Surfaces and interfaces play a crucial role in materials science. They have been the subject of research at LGF for many years. This is particularly true within the SURF team, but not exclusively: surfaces and interfaces are present as concepts or physical objects in all four of our teams. The “Surfaces and Interfaces” theme is organized around three main areas.
Role of Surfaces and Interfaces in Material Durability
A surface can be defined as the boundary between the material and the external environment. It is therefore the primary site for degradation mechanisms, such as aqueous corrosion, high-temperature oxidation, or hydrogen embrittlement for metallic materials. Similarly, grain boundaries can constitute “weak points” in metallic materials, particularly in the presence of segregations, leading to intergranular fractures under certain thermomechanical stresses. Understanding and modeling degradation phenomena related to surfaces and interfaces constitute one of LGF’s core competencies.
In parallel with this approach of understanding and modeling, and in collaboration with our Lyon-Saint-Etienne partners, we have recently initiated a surface engineering approach aimed at counteracting degradation phenomena. Examples include the Surfadur project (collaboration with ENISE-LTDS), supported by LABEX MANUTECH SISE, which aims to limit stress corrosion cracking of stainless steel through mechanical surface treatment by burnishing, or the Hytex project (collaboration with UJM-LaHC), funded by EUR SLEIGHT, whose objective is to limit hydrogen uptake in metallic materials through laser surface texturing.

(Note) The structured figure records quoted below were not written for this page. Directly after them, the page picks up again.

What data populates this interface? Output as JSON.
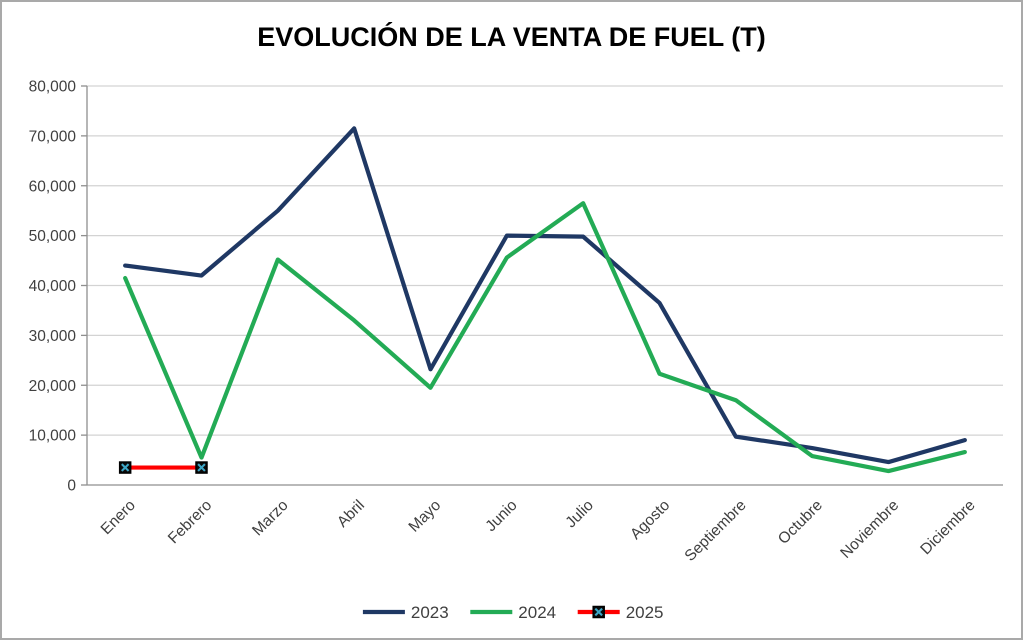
{
  "window": {
    "background": "#ffffff",
    "border_color": "#a9a9a9"
  },
  "chart_data": {
    "type": "line",
    "title": "EVOLUCIÓN DE LA VENTA DE FUEL (T)",
    "categories": [
      "Enero",
      "Febrero",
      "Marzo",
      "Abril",
      "Mayo",
      "Junio",
      "Julio",
      "Agosto",
      "Septiembre",
      "Octubre",
      "Noviembre",
      "Diciembre"
    ],
    "series": [
      {
        "name": "2023",
        "color": "#1F3864",
        "marker": "none",
        "values": [
          44000,
          42000,
          55000,
          71500,
          23200,
          50000,
          49800,
          36500,
          9700,
          7400,
          4600,
          9000
        ]
      },
      {
        "name": "2024",
        "color": "#23AB55",
        "marker": "none",
        "values": [
          41500,
          5500,
          45200,
          33000,
          19500,
          45600,
          56500,
          22300,
          17000,
          5800,
          2800,
          6600
        ]
      },
      {
        "name": "2025",
        "color": "#FF0000",
        "marker": "x-square",
        "marker_fill": "#0a0a0a",
        "marker_border": "#000000",
        "marker_x_color": "#3EA6C6",
        "values": [
          3500,
          3500,
          null,
          null,
          null,
          null,
          null,
          null,
          null,
          null,
          null,
          null
        ]
      }
    ],
    "ylim": [
      0,
      80000
    ],
    "ytick_step": 10000,
    "ytick_labels": [
      "0",
      "10,000",
      "20,000",
      "30,000",
      "40,000",
      "50,000",
      "60,000",
      "70,000",
      "80,000"
    ],
    "grid": "horizontal",
    "gridline_color": "#d3d3d3",
    "axis_color": "#8f8f8f",
    "legend_position": "bottom",
    "legend_labels": [
      "2023",
      "2024",
      "2025"
    ]
  }
}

Modeling the Role of Surfaces and Interfaces in Material Processing Techniques
Considering surface and interface effects is essential for modeling certain material processing techniques. Without being exhaustive, this is particularly true in the following cases, which are currently being researched at LGF:
- Effect of surface and interface tension on the development of structural composites by resin infusion,
- Role of surface and interface diffusion in the sintering of ceramic materials by microwave heating,
- Impact of grain-to-grain surface interactions on the rheological properties of powders.
Methodological Developments
LGF develops experimental methodologies for characterizing surfaces and interfaces in materials. This activity is primarily organized around the following three areas:
- Quantitative methods for chemical analysis of surfaces and interfaces in materials by XPS, Auger, and STEM-EDX,
- Methods for the micromechanical study of surfaces and interfaces (nano-indentation, mechanical tests on micropillars or microbeams, grain-grain interaction measurements by AFM),
- Optical methods for characterizing colors and visual rendering.
We also develop surface treatment methods for visual rendering: colored anodization, surface texturing.